Bom dia, tristeza... O pecado do desespero

Uma meditação com Jürgen Moltmann

Roma, (Zenit.org) Robert Cheaib | 572 visitas

Dizem que o pecado "original" é o desejo do homem de ser como Deus. Esta é só uma face do pecado. Há outra face complementar: a do desejo de não ser original, de não querer a divinização, de não querer ser semelhante a Deus, de não querer chegar ao “Télos” (cf.

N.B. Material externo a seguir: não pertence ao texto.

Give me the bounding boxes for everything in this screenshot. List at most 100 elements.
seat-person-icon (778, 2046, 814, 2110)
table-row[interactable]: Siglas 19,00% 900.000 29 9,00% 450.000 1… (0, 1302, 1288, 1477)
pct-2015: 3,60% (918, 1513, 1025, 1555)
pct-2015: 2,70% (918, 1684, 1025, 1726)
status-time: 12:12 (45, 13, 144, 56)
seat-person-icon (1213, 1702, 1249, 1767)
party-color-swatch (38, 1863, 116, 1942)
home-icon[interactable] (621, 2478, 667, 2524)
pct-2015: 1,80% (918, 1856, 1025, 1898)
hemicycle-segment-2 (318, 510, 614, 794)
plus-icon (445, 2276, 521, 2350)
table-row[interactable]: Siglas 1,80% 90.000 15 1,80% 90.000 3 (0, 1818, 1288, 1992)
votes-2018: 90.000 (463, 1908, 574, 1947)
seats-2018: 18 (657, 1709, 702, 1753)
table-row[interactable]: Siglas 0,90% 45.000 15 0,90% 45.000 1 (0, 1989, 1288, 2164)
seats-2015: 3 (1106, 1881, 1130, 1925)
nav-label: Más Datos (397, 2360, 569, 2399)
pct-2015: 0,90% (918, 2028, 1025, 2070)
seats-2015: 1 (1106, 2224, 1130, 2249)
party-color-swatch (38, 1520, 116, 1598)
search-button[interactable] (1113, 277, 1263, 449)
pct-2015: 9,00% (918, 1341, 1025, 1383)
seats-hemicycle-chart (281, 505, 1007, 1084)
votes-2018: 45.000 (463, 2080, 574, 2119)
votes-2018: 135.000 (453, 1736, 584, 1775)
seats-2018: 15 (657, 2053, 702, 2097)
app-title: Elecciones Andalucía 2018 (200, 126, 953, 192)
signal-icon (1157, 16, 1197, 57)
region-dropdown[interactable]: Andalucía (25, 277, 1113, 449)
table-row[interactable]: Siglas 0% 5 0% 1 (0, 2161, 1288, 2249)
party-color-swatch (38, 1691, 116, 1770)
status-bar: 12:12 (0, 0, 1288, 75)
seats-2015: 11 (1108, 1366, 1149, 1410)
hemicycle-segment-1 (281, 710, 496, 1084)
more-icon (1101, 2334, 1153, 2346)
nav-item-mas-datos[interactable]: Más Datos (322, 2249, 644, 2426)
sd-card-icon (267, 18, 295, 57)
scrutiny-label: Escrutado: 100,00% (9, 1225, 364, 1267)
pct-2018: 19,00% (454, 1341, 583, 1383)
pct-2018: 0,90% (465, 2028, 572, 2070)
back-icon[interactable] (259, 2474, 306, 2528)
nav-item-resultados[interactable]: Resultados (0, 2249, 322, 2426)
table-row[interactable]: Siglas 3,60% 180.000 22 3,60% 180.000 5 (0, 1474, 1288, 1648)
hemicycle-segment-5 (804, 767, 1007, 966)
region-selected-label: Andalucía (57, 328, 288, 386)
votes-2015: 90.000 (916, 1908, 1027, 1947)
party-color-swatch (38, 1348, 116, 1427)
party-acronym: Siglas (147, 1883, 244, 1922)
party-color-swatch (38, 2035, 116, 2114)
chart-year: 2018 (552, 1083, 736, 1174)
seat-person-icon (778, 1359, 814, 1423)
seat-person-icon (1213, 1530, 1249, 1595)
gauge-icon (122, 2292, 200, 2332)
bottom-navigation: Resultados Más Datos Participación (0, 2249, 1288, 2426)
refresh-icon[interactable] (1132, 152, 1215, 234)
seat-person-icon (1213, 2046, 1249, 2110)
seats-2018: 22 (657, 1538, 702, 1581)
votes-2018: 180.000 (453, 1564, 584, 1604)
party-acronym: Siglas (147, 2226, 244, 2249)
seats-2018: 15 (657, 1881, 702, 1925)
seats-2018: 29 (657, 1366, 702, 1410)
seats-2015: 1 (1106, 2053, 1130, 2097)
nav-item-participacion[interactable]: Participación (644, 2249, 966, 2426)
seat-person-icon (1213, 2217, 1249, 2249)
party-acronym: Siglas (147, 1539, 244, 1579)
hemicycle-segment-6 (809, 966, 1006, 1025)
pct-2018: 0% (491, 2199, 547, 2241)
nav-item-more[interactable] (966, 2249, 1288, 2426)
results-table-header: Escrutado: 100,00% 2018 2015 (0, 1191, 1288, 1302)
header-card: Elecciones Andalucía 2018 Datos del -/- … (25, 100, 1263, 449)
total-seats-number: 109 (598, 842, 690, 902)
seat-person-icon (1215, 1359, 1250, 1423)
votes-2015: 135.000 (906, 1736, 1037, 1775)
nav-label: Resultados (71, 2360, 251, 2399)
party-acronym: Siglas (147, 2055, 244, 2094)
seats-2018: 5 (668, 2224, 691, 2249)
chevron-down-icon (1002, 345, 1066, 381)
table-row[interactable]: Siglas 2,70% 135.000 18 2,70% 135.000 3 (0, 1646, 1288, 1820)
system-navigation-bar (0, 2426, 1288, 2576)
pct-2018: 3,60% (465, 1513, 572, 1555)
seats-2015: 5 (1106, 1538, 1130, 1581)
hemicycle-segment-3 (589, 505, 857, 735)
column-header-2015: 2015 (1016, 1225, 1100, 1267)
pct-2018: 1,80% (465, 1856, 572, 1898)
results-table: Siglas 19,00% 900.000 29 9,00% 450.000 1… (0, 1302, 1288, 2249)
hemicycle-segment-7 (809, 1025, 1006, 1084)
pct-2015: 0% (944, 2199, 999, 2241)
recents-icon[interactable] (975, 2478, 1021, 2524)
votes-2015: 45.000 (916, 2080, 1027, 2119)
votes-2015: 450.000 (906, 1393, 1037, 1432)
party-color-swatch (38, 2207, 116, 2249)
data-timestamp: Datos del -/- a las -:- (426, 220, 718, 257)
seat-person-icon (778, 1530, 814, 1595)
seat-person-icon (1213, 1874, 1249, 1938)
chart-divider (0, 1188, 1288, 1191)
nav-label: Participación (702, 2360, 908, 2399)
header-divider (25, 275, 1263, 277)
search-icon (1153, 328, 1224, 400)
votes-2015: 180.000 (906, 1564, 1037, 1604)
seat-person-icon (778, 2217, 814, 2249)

Jo 13).

Nas palavras de Jürgen Moltmann, "o outro lado da postura da soberba consiste no desespero, na resignação, na indolência e na melancolia". E ele explica: "A tentação não consiste tanto na pretensão titânica de ser como Deus, mas na fraqueza, na pusilanimidade, no cansaço de quem não quer ser o que Deus espera dele".

“O que o acusa não é o mal que ele faz, mas o bem que negligencia”. Nas palavras de São João Crisóstomo: "O que nos leva à perdição não é tanto o pecado quanto a falta de esperança".

E por que a alma se refugia no desespero?

O desespero protegeria a alma das desilusões. “Quem muito espera, louco acaba”. Por isso, tenta-se permanecer no terreno da realidade e “pensar com clareza, sem esperar mais” (cf. Albert Camus).

Eis o rosto sutil, pacífico e aparentemente inócuo do desespero: ele não precisa mostrar expressões desesperadas; ele pode ser a simples e silenciosa falta de sentido, de perspectiva, de futuro e de propósito. Mais: o desespero pode ter o aspecto da sorridente resignação. “Bom dia, tristeza!”... Permanece aquele sorriso amargo de quem esgotou as suas possibilidades e não encontrou nada que lhe desse motivos de esperança.

O homem que se rebela contra Deus não assume necessariamente as formas de um Prometeu, mas sim as de um Sísifo, o honesto fracassado que se redobra sobre os próprios fracassos e abraça a incompletude, o limite, o absurdo, o nada...

A força que renova a vida, porém, não está nem na presunção, nem no desespero, mas somente na esperança durável e segura. Têm uma força misteriosa aquelas palavras de Heráclito: "Quem não espera o inesperado, não o terá".

Longe de ser uma ilusão, Moltmann nos lembra que só a esperança tem o direito de se considerar realista, porque só ela leva a sério as possibilidades que subjazem a toda a realidade... As esperanças e as expectativas de futuro não são, portanto, uma chama de transfiguração destinada a embelezar uma existência cinzenta, mas percepções realistas do vasto panorama de possibilidades reais.

Assim, a esperança é bem diferente da utopia. Ela não se projeta em direção à "ilha que não existe", e sim àquilo que "ainda não tem lugar, mas pode ter". Na verdade, é o desespero que merece a acusação de utópico, porque é ele que "se agarra à realidade existente duvidando das suas possibilidades", sem conceder "lugar nenhum" para o possível.

A conclusão de Moltmann é esta: as afirmações da esperança da escatologia cristã devem se impor também à rigidez utópica do realismo para manter viva a fé e guiar a obediência, que se explicam no amor, no caminho das realidades terrenas, físicas, sociais.